Abstract

Using large-scale recordings from frontal decision-making regions in rats performing a perceptual decision-making task, we recently discovered an internally-timed signal, coordinated across simultaneously recorded neurons, that indicates the moment when the subject makes up their mind, or in other words, commits to a decision. This moment, which we refer to as “nTc”, for “Neurally-inferred Time of Commitment,” can occur covertly, many hundreds of milliseconds before, and independently of, the moment when the subject overtly reports their decision. In a further set of experiments, using 8 Neuropixels probes to record from thousands of neurons in tens of brain regions simultaneously across the brain, we discovered that decision-related neural activity is tightly coordinated across brain regions. Remarkably, the activity coordination across these regions, and across both hemispheres, is dominated by a single one-dimensional variable. Furthermore, the frontally-defined nTc marks a major state change in decision-related neural activity across the brain: in all recorded regions, choice-prediction accuracy abruptly stops growing, and cross-region coordination drops drastically, after nTc. This suggests that detection of nTc, a purely internal, neurally defined moment, will be critical for appropriately parsing decision-related neural activity into states with entirely different functional properties and significance.

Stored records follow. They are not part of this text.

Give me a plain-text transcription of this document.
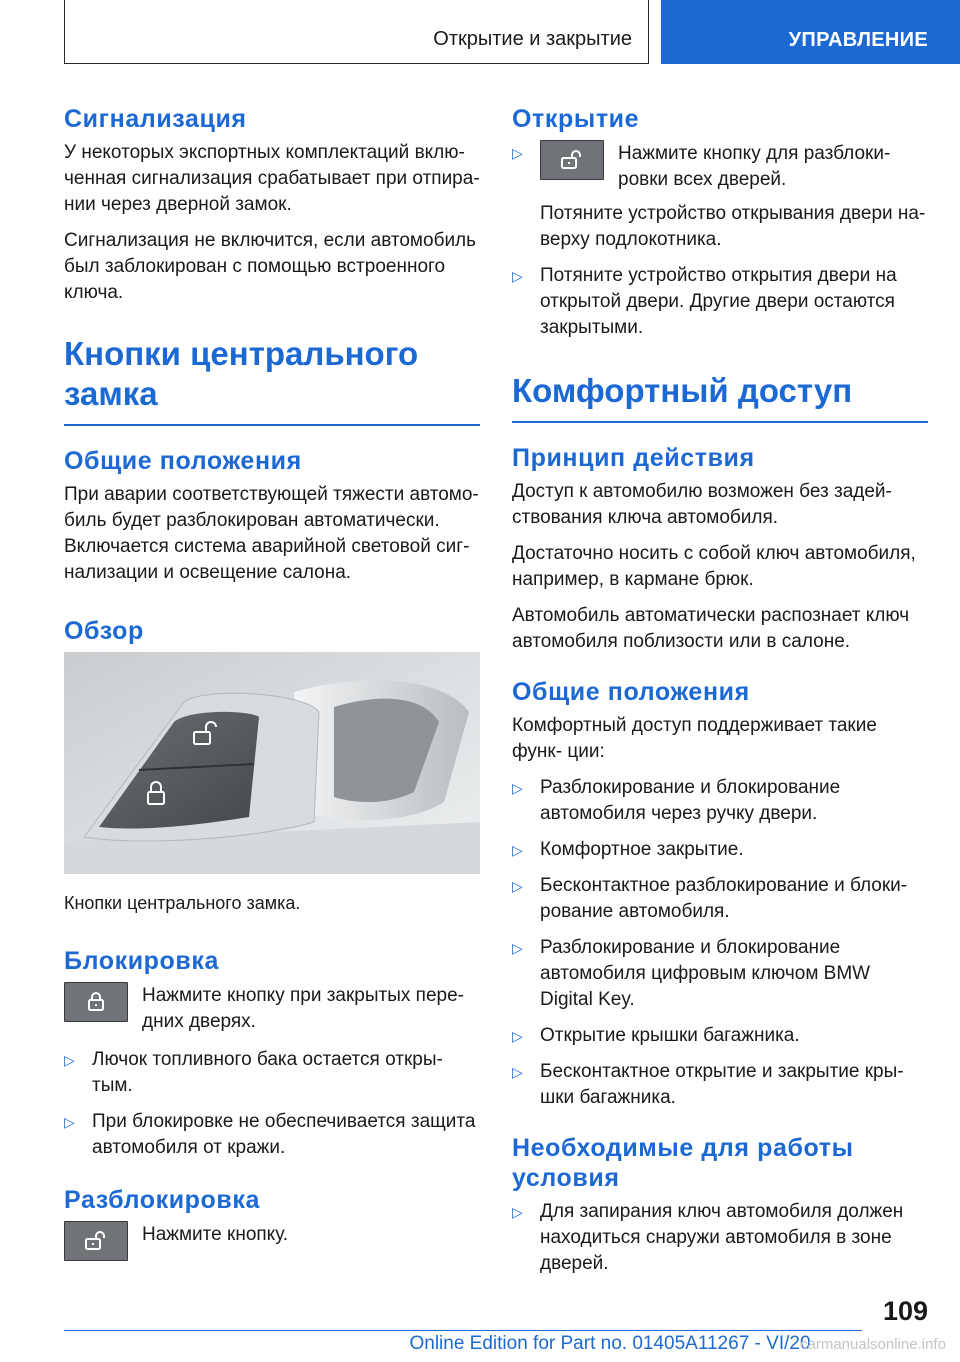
Открытие и закрытие	УПРАВЛЕНИЕ
Сигнализация

У некоторых экспортных комплектаций вклю- ченная сигнализация срабатывает при отпира- нии через дверной замок.

Сигнализация не включится, если автомобиль был заблокирован с помощью встроенного ключа.

Кнопки центрального замка
Общие положения

При аварии соответствующей тяжести автомо- биль будет разблокирован автоматически. Включается система аварийной световой сиг- нализации и освещение салона.

Обзор

Кнопки центрального замка.

Блокировка
Нажмите кнопку при закрытых пере- дних дверях.
▷ Лючок топливного бака остается откры- тым.
▷ При блокировке не обеспечивается защита автомобиля от кражи.
Разблокировка
Нажмите кнопку.
Открытие
▷	Нажмите кнопку для разблоки- ровки всех дверей.
Потяните устройство открывания двери на- верху подлокотника.
▷ Потяните устройство открытия двери на открытой двери. Другие двери остаются закрытыми.
Комфортный доступ
Принцип действия

Доступ к автомобилю возможен без задей- ствования ключа автомобиля.

Достаточно носить с собой ключ автомобиля, например, в кармане брюк.

Автомобиль автоматически распознает ключ автомобиля поблизости или в салоне.

Общие положения

Комфортный доступ поддерживает такие функ- ции:

▷ Разблокирование и блокирование автомобиля через ручку двери.
▷ Комфортное закрытие.
▷ Бесконтактное разблокирование и блоки- рование автомобиля.
▷ Разблокирование и блокирование автомобиля цифровым ключом BMW Digital Key.
▷ Открытие крышки багажника.
▷ Бесконтактное открытие и закрытие кры- шки багажника.
Необходимые для работы условия
▷ Для запирания ключ автомобиля должен находиться снаружи автомобиля в зоне дверей.
109
Online Edition for Part no. 01405A11267 - VI/20
carmanualsonline.info
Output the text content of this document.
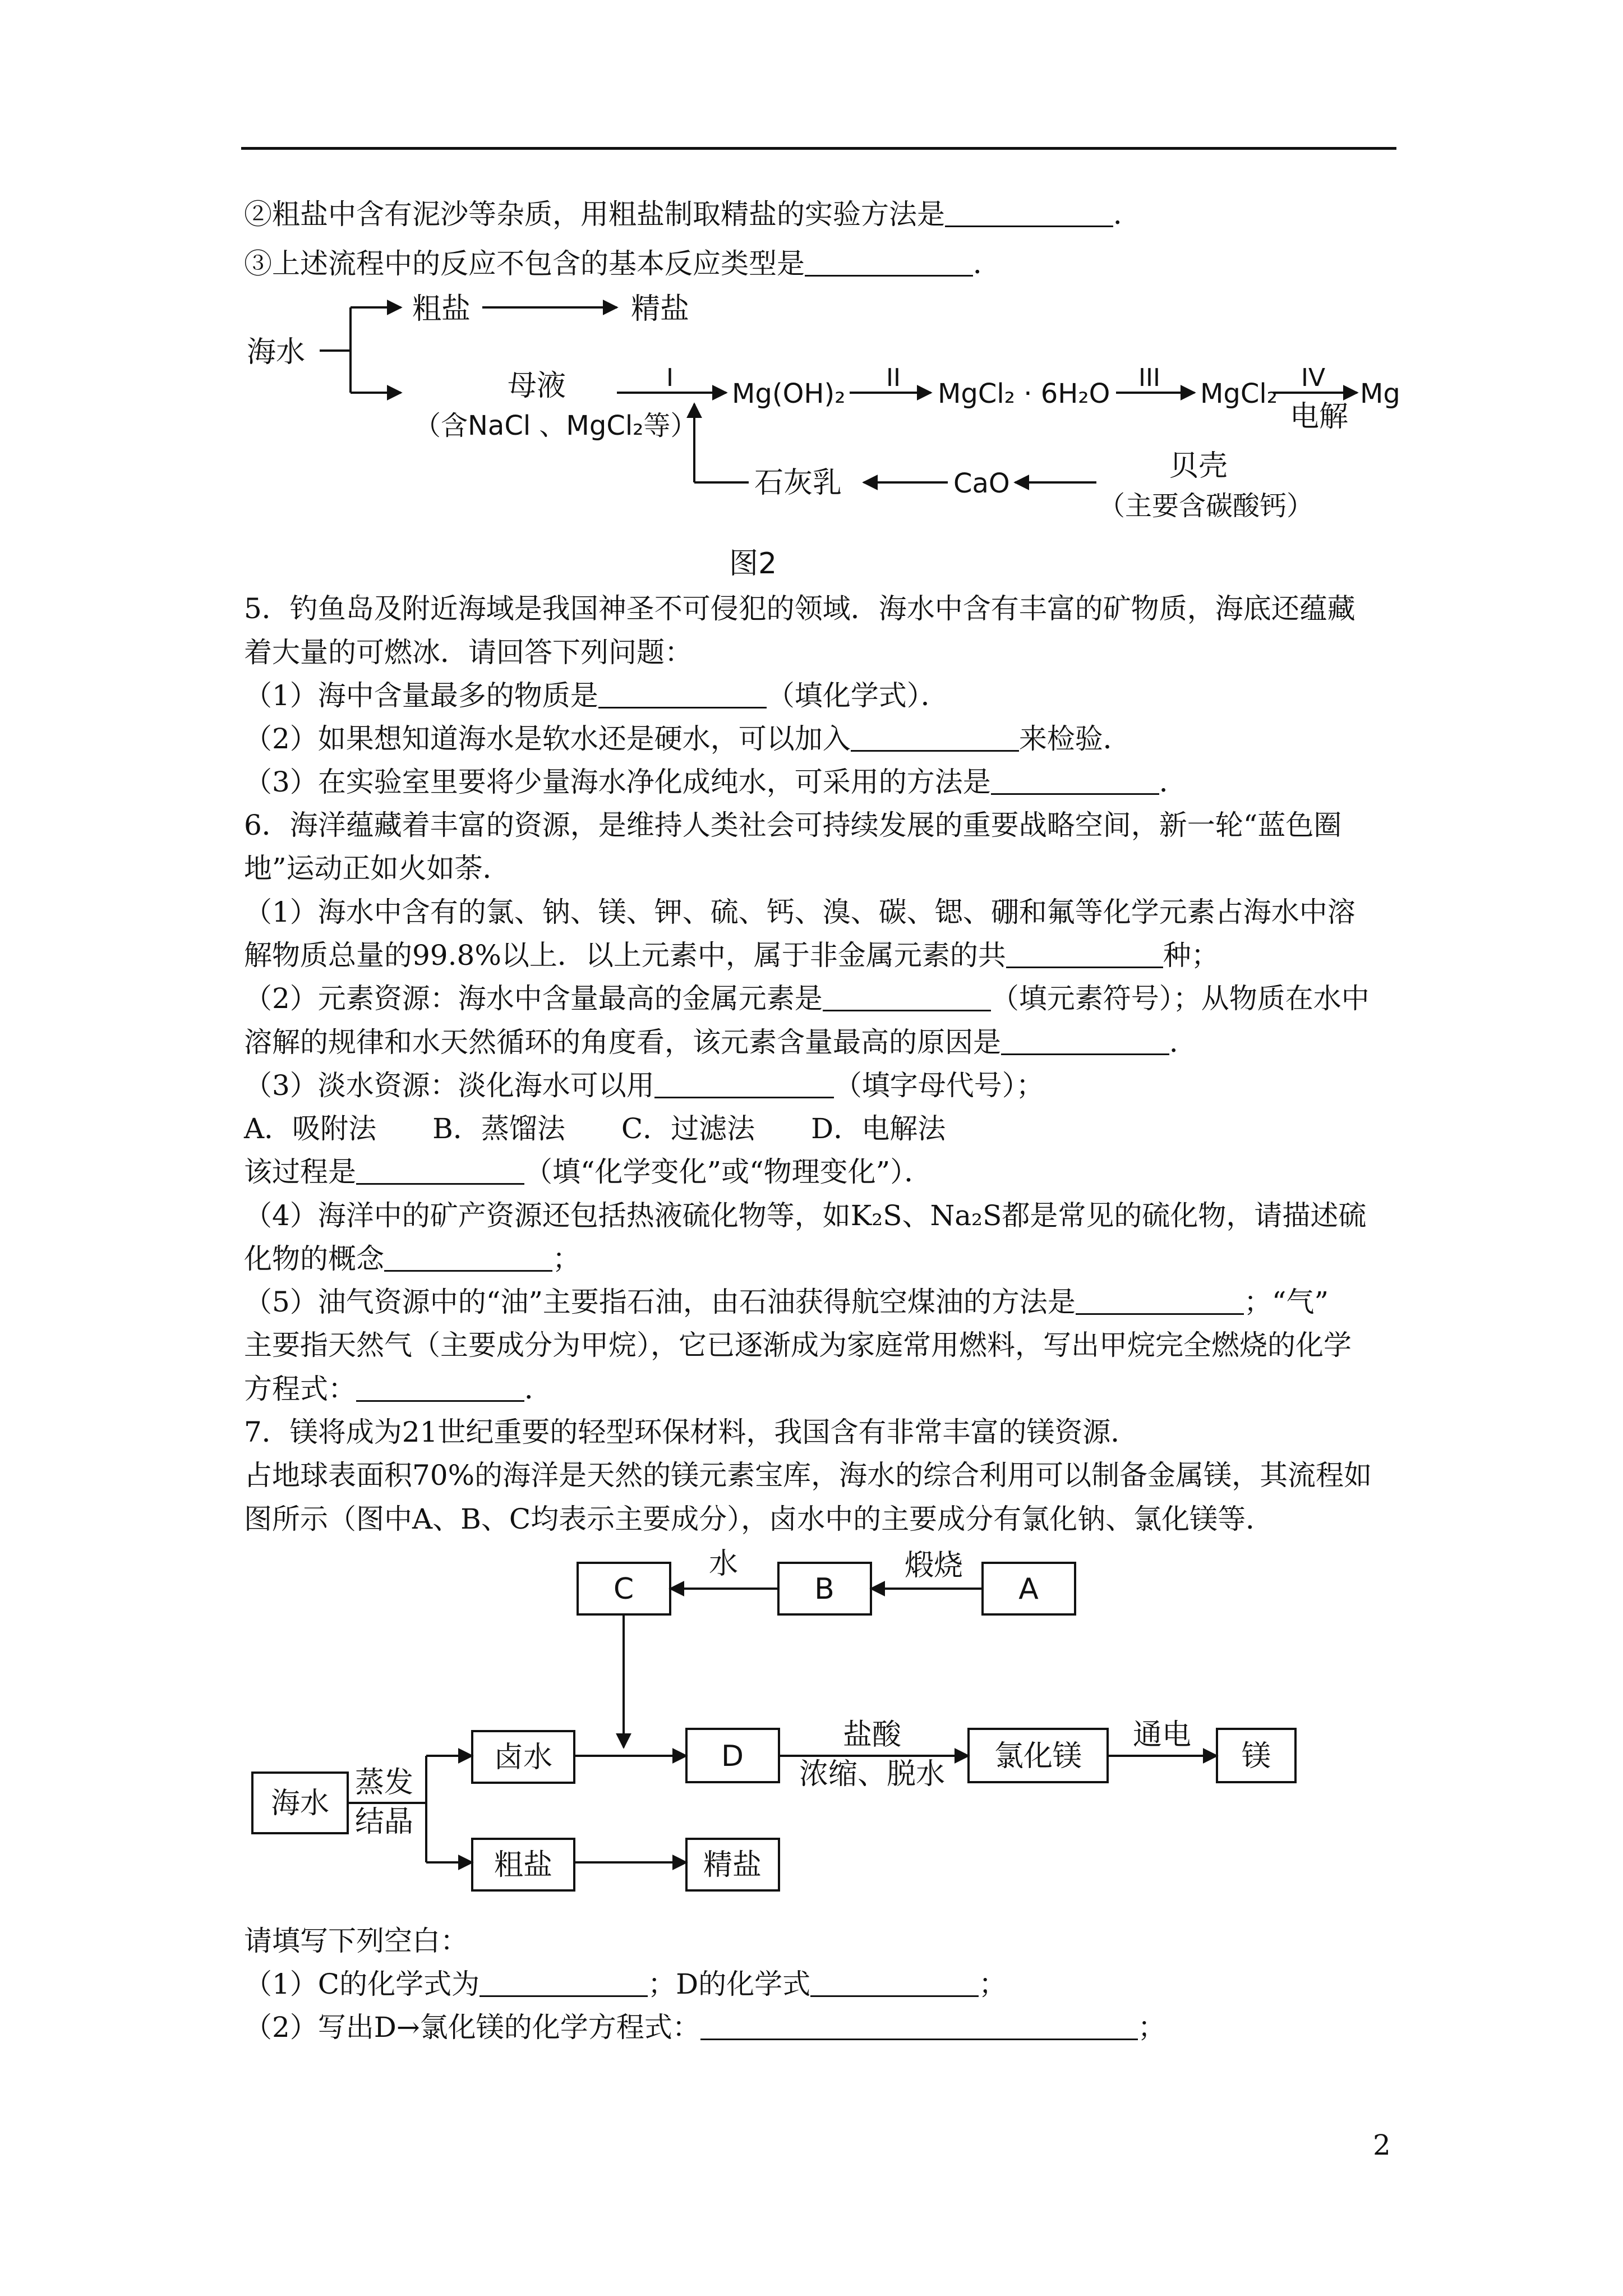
②粗盐中含有泥沙等杂质，用粗盐制取精盐的实验方法是	．
③上述流程中的反应不包含的基本反应类型是	．
海水
粗盐	精盐
母液
（含NaCl 、MgCl₂等）
I	II	III	IV
Mg(OH)₂	MgCl₂ · 6H₂O	MgCl₂
电解
Mg
石灰乳	CaO
贝壳
（主要含碳酸钙）
图2
5．钓鱼岛及附近海域是我国神圣不可侵犯的领域．海水中含有丰富的矿物质，海底还蕴藏
着大量的可燃冰．请回答下列问题：
（1）海中含量最多的物质是	（填化学式）．
（2）如果想知道海水是软水还是硬水，可以加入	来检验．
（3）在实验室里要将少量海水净化成纯水，可采用的方法是	．
6．海洋蕴藏着丰富的资源，是维持人类社会可持续发展的重要战略空间，新一轮“蓝色圈
地”运动正如火如荼．
（1）海水中含有的氯、钠、镁、钾、硫、钙、溴、碳、锶、硼和氟等化学元素占海水中溶
解物质总量的99.8%以上．以上元素中，属于非金属元素的共	种；
（2）元素资源：海水中含量最高的金属元素是	（填元素符号）；从物质在水中
溶解的规律和水天然循环的角度看，该元素含量最高的原因是	．
（3）淡水资源：淡化海水可以用	（填字母代号）；
A．吸附法　　B．蒸馏法　　C．过滤法　　D．电解法
该过程是	（填“化学变化”或“物理变化”）．
（4）海洋中的矿产资源还包括热液硫化物等，如K₂S、Na₂S都是常见的硫化物，请描述硫
化物的概念	；
（5）油气资源中的“油”主要指石油，由石油获得航空煤油的方法是	；“气”
主要指天然气（主要成分为甲烷），它已逐渐成为家庭常用燃料，写出甲烷完全燃烧的化学
方程式：	．
7．镁将成为21世纪重要的轻型环保材料，我国含有非常丰富的镁资源．
占地球表面积70%的海洋是天然的镁元素宝库，海水的综合利用可以制备金属镁，其流程如
图所示（图中A、B、C均表示主要成分），卤水中的主要成分有氯化钠、氯化镁等．
C	B	A
水	煅烧
海水
蒸发
结晶
卤水	D
盐酸
浓缩、脱水
氯化镁
通电
镁
粗盐	精盐
请填写下列空白：
（1）C的化学式为	；D的化学式	；
（2）写出D→氯化镁的化学方程式：	；
2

Going beyond decision-making, we point out that the overwhelming bulk of variance in neural activity is of unknown origin or meaning yet is known to be structured across neurons. This is exactly what nTc looked like before we discovered it. We propose that, similar to nTc, most neural activity may consist of internally-timed and internally-defined signals. Such signals would induce structure in neural activity across neurons yet, if their timing and characteristics are unknown, would otherwise look like noise. We further propose that modern AI techniques, combined with large-scale recordings, provide unprecedented opportunities to detect, parse, and characterize that structure. We believe this characterization will provide fundamental clues towards understanding internal signals and thus towards elucidating the inner conversation of the mind. 

Biography

Born and raised in Mexico City, Carlos Brody did his Ph.D. inthe Computation and Neural Systems Program at Caltech. He then did a postdoc in Ranulfo Romo's lab in Mexico, analyzing and modeling data from monkeys performing working memory and decision-making tasks. This was followed by a short postdoc at NYU in Tony Movshon's lab, after which he took his first faculty position at Cold Spring Harbor Labs, working in computational neuroscience. After a few years at CSHL, he started doing experiments with behaving rats. He then moved to Princeton University, where his lab pursues both computational and experimental neuroscience. Brody is an Investigator of the Howard Hughes Medical Institute.